Eine Langzeitbetrachtung lässt in zumeist größeren Abständen eine kurzfristige Häufung bestimmter aufsehenerregender Straftaten erkennen. Die Erfahrung zeigt, dass diese in aller Regel keine langfristigen Trends darstellen. Formen der Empörung und Rufe nach raschen Reaktionen und Eingriffen sind zwar verständlich, eine vernünftige Strafrechtspolitik analysiert jedoch sorgfältig nationale und internationale Entwicklungen und stützt Reformen auf Evidenzbasierung sowie wissenschaftliche und fachliche Expertisen.

Österreich und europa

  • In Österreich liegt die Strafmündigkeit seit 1929 bei 14 Jahren. Dieses Alter hat sich bewährt, zumal unter dieser Altersgrenze Maßnahmen der Kinder- und Jugendhilfe sowie des Zivilrechts problematische Kinder in dieser schwierigen Phase unterstützen können. Hier werden keine juristischen Strafansätze verfolgt, sondern pädagogisch-psychologische Unterstützungsmaßnahmen gesetzt.
  • In den meisten Ländern der Europäischen Union liegt die Grenze zur Strafmündigkeit ebenfalls bei 14 bis 15 Jahren, mit sozialen Jugendhilfemaßnahmen unter dieser Grenze.
  • Die Strafmündigkeit ab zehn Jahren in der Schweiz ist von einem konsequent erzieherischen Ansatz geprägt. Unterbringungen können bei Einzelpersonen oder in sozialpädagogisch/therapeutischen Einrichtungen erfolgen. Diese haben den Charakter von Wohngemeinschaften und können unter sehr engen Voraussetzungen auch geschlossen sein. Hier verfolgt die Justiz keinen Strafansatz, sondern einen pädagogisch-psychologischen Ansatz.
  • Ähnliches gilt für die Niederlande, wo die Altersgrenze zwölf Jahre beträgt.
  • Die schweizerische Skepsis gegenüber Freiheitsentzug als Strafe zeigt sich auch darin, dass bei Jugendlichen über 15 Jahre der Freiheitsentzug maximal ein Jahr dauern darf (in Österreich zehn Jahre), bei über 16-Jährigen höchstens vier Jahre (in Österreich 15 Jahre).
  • Ein 2020 vom österreichischen Nationalrat beschlossener Entschließungsantrag beinhaltet, dass weltweit eine niedrigere Strafmündigkeit als 14 Jahre menschenrechtlich nicht vertretbar sei.

Die Delinquenz von Kindern in Österreich zeigt folgende Entwicklung:

  • Die Anzahl der angezeigten namentlich bekannten Unmündigen ist laut polizeilicher Anzeigestatistik seit 2012 von 6.203 auf 10.428 im Jahr 2022 gestiegen.
  • Im Jahr 2023 zeigt sich folgende Entwicklung: Der Anteil der Kinder und Jugendlichen an den ermittelten Tatverdächtigen ist laut polizeilicher Anzeigenstatistik im Jahr 2023 um 10 % von 14,7 % auf 13,4 % gesunken.
  • Ob die angezeigten Unmündigen die entsprechenden Taten tatsächlich begangen haben, wird nicht überprüft.
  • Diese Zahlen lassen nicht auf einen tatsächlichen Anstieg von schweren Straftaten bei Unmündigen schließen.

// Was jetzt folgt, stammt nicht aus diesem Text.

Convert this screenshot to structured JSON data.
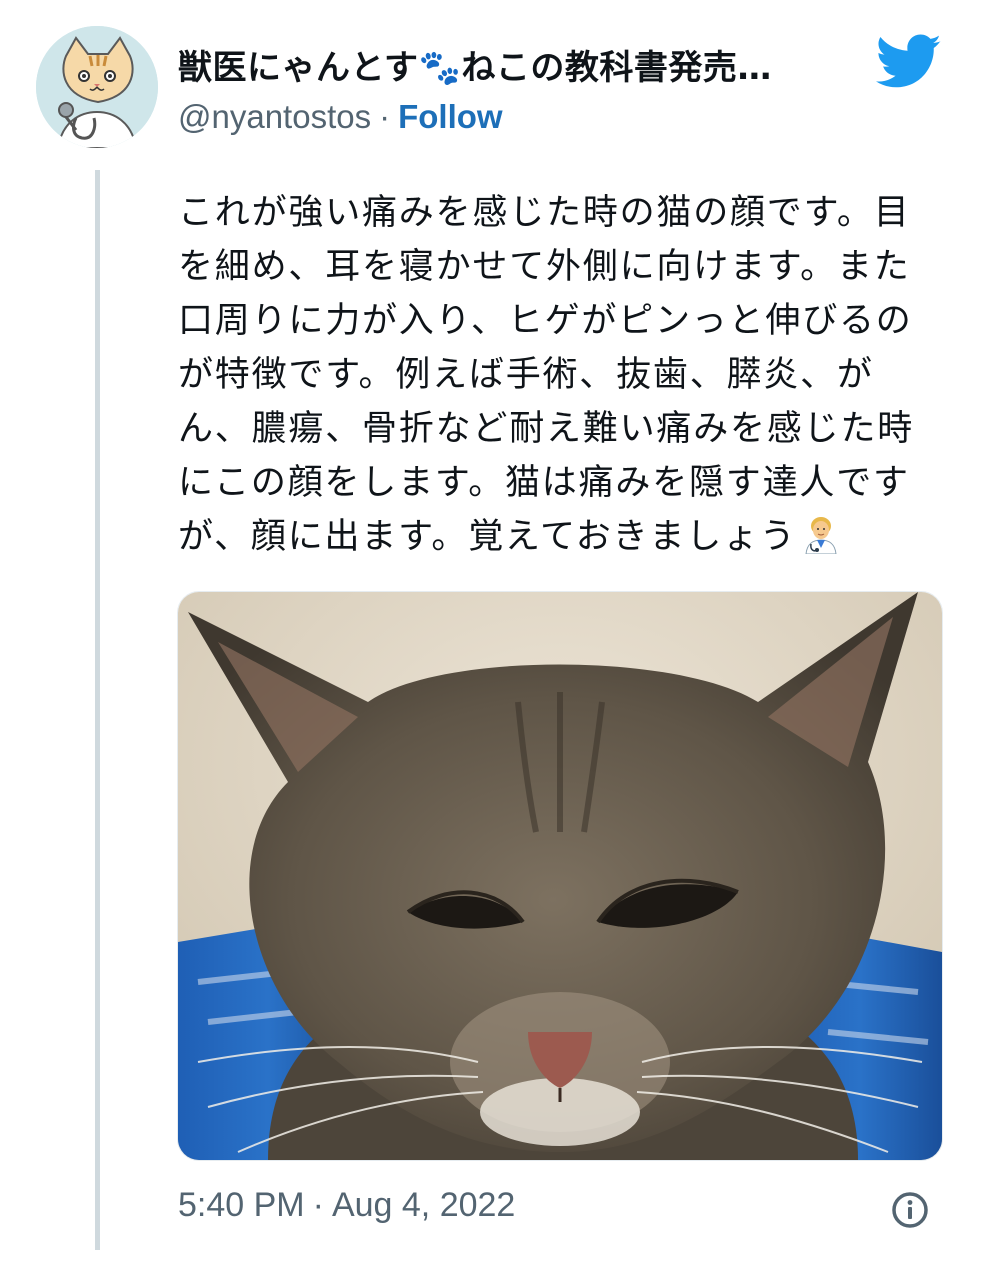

Die Verurteilungszahlen bei Jugendlichen sind seit 1975 bei stetig steigender Anzeigenzahl sukzessive zurückgegangen. Hätte es bei dieser Altersgruppe in den letzten Jahrzehnten irgendwann einen nachhaltigen Anstieg bei schwerwiegenden Taten gegeben, wären auch entsprechende Verurteilungen die Folge gewesen. Es ist nicht belegt, dass die Entwicklung bei den Unmündigen, bei denen es nur Anzeigen- und keine Verurteilungsstatistik gibt, eine andere wäre.
  • Die Anzeigenzahlen steigen insgesamt, nicht nur bei Unmündigen. Sie sind in Relation zu setzen zu den steigenden Bevölkerungszahlen (allein in Wien ist laut Statistik Austria die Bevölkerungsgruppe der 10-13jährigen von 62.854 im Jahr 2013 auf 74.303 im Jahr 2023 gestiegen). Sie steigen aufgrund erhöhter Anzeigebereitschaft im Allgemeinen, aufgrund von Sensibilisierung in Kindergärten, Schulen und Wohneinrichtungen, sowie wegen wertvollerem Besitz bei Kindern (insbesondere Mobiltelefone) und den bestehenden Versicherungen (Anzeige für Schadensmeldung notwendig).

Das Netzwerk Kriminalpolitik bezieht folgende Position:

  • Das Strafrecht mit seinen auf Bestrafung orientierten Mitteln ist kein geeignetes Instrument, um auf Delikte zu reagieren, die unter 14-Jährige begangen haben. Das Strafverfahren ist ein formales Verfahren, in dem es um den Nachweis der Schuld geht. Die Suche nach Sanktionsalternativen ist nicht das primäre Verfahrensziel. Eine intensive Auseinandersetzung mit den Hintergründen der Tat und der Lebenssituation von Kindern kann im Strafverfahren nicht geleistet werden. Genau das braucht es aber.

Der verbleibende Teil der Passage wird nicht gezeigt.